Structure of the chapter We start by explaining the nature of replaceability in Sect. 7.1. This is followed
by a review of existing metrics in Sect. 7.2. The review includes a discussion of desirable properties for replaceability metrics and presents a categorization of existing metrics. Moreover, we select a subset of applicable metrics based on their targeted area of application, provide a closer discussion of these metrics, and ultimately choose two metrics for an evaluation. Next, Sect. 7.3 states deficiencies of these metrics for replaceability assessment, proposes an extension to cope with
these deficiencies, and evaluates the selected metrics using a set of synthetic process models. This allows to decide on which metric fits best. Finally, Sect. 7.4 concludes with a summary.

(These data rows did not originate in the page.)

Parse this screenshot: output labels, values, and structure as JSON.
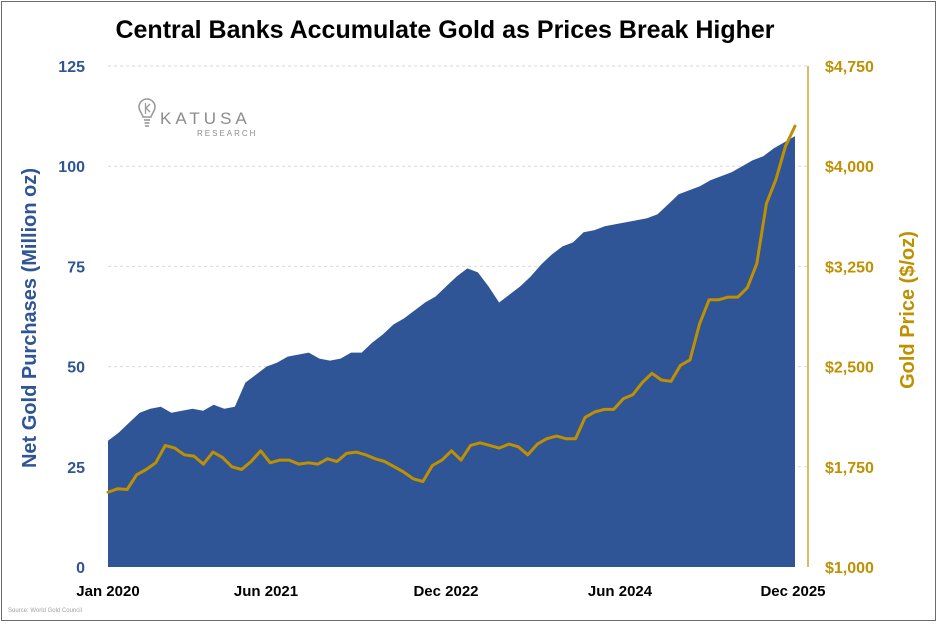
{
  "chart_data": {
    "type": "area+line",
    "title": "Central Banks Accumulate Gold as Prices Break Higher",
    "ylabel_left": "Net Gold Purchases (Million oz)",
    "ylabel_right": "Gold Price ($/oz)",
    "ylim_left": [
      0,
      125
    ],
    "ylim_right": [
      1000,
      4750
    ],
    "yticks_left": [
      "0",
      "25",
      "50",
      "75",
      "100",
      "125"
    ],
    "yticks_right": [
      "$1,000",
      "$1,750",
      "$2,500",
      "$3,250",
      "$4,000",
      "$4,750"
    ],
    "xticks": [
      "Jan 2020",
      "Jun 2021",
      "Dec 2022",
      "Jun 2024",
      "Dec 2025"
    ],
    "grid": true,
    "series": [
      {
        "name": "Net Gold Purchases (Million oz)",
        "type": "area",
        "axis": "left",
        "color": "#2f5597",
        "values": [
          31.5,
          33.5,
          36,
          38.5,
          39.5,
          40,
          38.5,
          39,
          39.5,
          39,
          40.5,
          39.5,
          40,
          46,
          48,
          50,
          51,
          52.5,
          53,
          53.5,
          52,
          51.5,
          52,
          53.5,
          53.5,
          56,
          58,
          60.5,
          62,
          64,
          66,
          67.5,
          70,
          72.5,
          74.5,
          73.5,
          70,
          66,
          68,
          70,
          72.5,
          75.5,
          78,
          80,
          81,
          83.5,
          84,
          85,
          85.5,
          86,
          86.5,
          87,
          88,
          90.5,
          93,
          94,
          95,
          96.5,
          97.5,
          98.5,
          100,
          101.5,
          102.5,
          104.5,
          106,
          107.5
        ]
      },
      {
        "name": "Gold Price ($/oz)",
        "type": "line",
        "axis": "right",
        "color": "#bf9000",
        "values": [
          1560,
          1585,
          1580,
          1690,
          1730,
          1780,
          1910,
          1890,
          1840,
          1830,
          1770,
          1860,
          1820,
          1750,
          1730,
          1790,
          1870,
          1780,
          1800,
          1800,
          1770,
          1780,
          1770,
          1810,
          1790,
          1850,
          1860,
          1840,
          1810,
          1790,
          1750,
          1710,
          1660,
          1640,
          1760,
          1800,
          1870,
          1800,
          1910,
          1930,
          1910,
          1890,
          1920,
          1900,
          1840,
          1920,
          1960,
          1980,
          1960,
          1960,
          2120,
          2160,
          2180,
          2180,
          2260,
          2290,
          2380,
          2450,
          2400,
          2390,
          2510,
          2550,
          2820,
          3000,
          3000,
          3020,
          3020,
          3090,
          3270,
          3720,
          3900,
          4150,
          4300
        ]
      }
    ],
    "source": "Source: World Gold Council",
    "logo": {
      "name": "KATUSA",
      "sub": "RESEARCH"
    }
  }
}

7.1. On the Measurement of Replaceability
As indicated in the previous section, the quality characteristic of replaceability, as defined by the SQuaRE model [53], differs from the other characteristics related to portability. These characteristics of portability, installability, and adaptability are inherent properties of a single piece of software or software system. They can be computed based on the static attributes or dynamic behavior of the piece of software alone. In contrast, replaceability, as defined above, is the degree to which a software product can replace another software product. This implies that replaceability cannot be evaluated for a single isolated piece of software, but requires a paired combination of two pieces: the currently installed software product and a candidate for its replacement. In our case, this translates to a currently enacted executable process model and one or more replacement candidates. If the change of an engine becomes necessary, for instance due to an upgrade, and a process model is neither directly portable to this engine, nor easy to adapt, it could be replaced by an alternative that can be executed on this engine. Clearly, this is only possible if alternatives to the original model do exist. Consequently, the evaluation of replaceability is not always possible or desired.